Nigtevegt in de avond. Voor het eerst weer eens een echt avondritje. Best koud, noordenwind, zon. Twee kanten van het kanaal.

Fort Nigtevegt en recht door de Bijlmer. Lunchrondje. Nu eens vanaf de Gaaspersplas recht door de Bijlmer terug – dat lukt: strikt de bordjes ‘doorgaand verkeer’ volgen, ook als de richting contraintuïtief is. Koud. Overschoenen, handschoenen, muts. Wel zon.

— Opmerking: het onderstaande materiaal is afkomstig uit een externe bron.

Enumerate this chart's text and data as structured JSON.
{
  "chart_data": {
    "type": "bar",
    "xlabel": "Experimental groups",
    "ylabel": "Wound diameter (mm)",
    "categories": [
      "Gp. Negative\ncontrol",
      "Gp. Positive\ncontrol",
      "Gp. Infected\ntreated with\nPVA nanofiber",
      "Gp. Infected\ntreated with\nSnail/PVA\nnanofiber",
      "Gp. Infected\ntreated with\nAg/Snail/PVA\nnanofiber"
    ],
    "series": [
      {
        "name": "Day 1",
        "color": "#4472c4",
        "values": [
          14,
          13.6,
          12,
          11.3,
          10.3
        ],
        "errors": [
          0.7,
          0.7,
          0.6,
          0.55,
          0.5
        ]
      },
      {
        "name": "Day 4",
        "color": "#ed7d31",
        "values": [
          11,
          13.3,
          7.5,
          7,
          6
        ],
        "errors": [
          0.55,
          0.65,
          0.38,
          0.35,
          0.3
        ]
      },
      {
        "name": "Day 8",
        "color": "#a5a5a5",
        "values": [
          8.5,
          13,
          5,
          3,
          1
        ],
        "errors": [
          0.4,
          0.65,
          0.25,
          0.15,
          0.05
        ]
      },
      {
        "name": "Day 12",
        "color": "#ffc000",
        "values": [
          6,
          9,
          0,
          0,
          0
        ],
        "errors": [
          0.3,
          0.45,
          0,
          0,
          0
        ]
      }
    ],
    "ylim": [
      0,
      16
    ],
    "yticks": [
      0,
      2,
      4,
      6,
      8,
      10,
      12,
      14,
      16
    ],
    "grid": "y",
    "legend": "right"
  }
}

Fort Nigtevegt en Gaasperplas. Einde van de middag. Hetzelfde nog weer eens anders. Koud, 8 graden, zon, harde noordenwind. Overschoenen en handschoenen. Het net iets donkerder geel van de boterbloemen. Alsof ik de (bijna) de hele weg wind mee had.

Heen en terug – brug van Loenersloot, het mooie stuk langs het kanaal. Vreemd weer. Noordenwind.

Met R. naar het Amsterdamse Bos om te pootjebaden. (Dus een sprong in de plomp van R.). En weer terug via een rustige route. Zo kom ik toch aan de 100 kilometer.

Zomerse zaterdagochtendrit. (Half tien vertrek, dat wordt ‘t als ik me voorneem om rond 8 uur op de fiets te zitten). Tot half één rustig genoeg. De bospaadjes waren nog goed te doen. Daarna veel te druk. Zon, beetje oostenwind, 22 graden.

Rondje Liniebrug. Vrijdagmiddag, na ‘t werk. Zomers lenteweer, zon, weinig wind, beetje sluierbewolking. Bijlmer, Diemerbos, kanaal, Vecht, Diemerpark. Elke dag hetzelfde: werk, tochtje, koken, eten.

Zon. Tweede helft middag. Leek wel zomer. Fort Kijkuit, Overmeer (stukje dat ik bijna nooit rijd) en Spanderswoud.

In de ochtend, voor de verandering (omdat ik om 11 uur terug moest zijn). Rondjes aan de kant van Diemen. Zon.

Bevrijdingsdagritje. Fikse noordoostenwind, fris en zon. Dit was niet de geplande route (ik bleef twijfelen). Wel aan twee kanten van het Gooimeer door het groen. Krijg langzaam zin in een echt lange rit (200+) – graag op een rustige dag. Nu was het me te druk op de bospaadjes.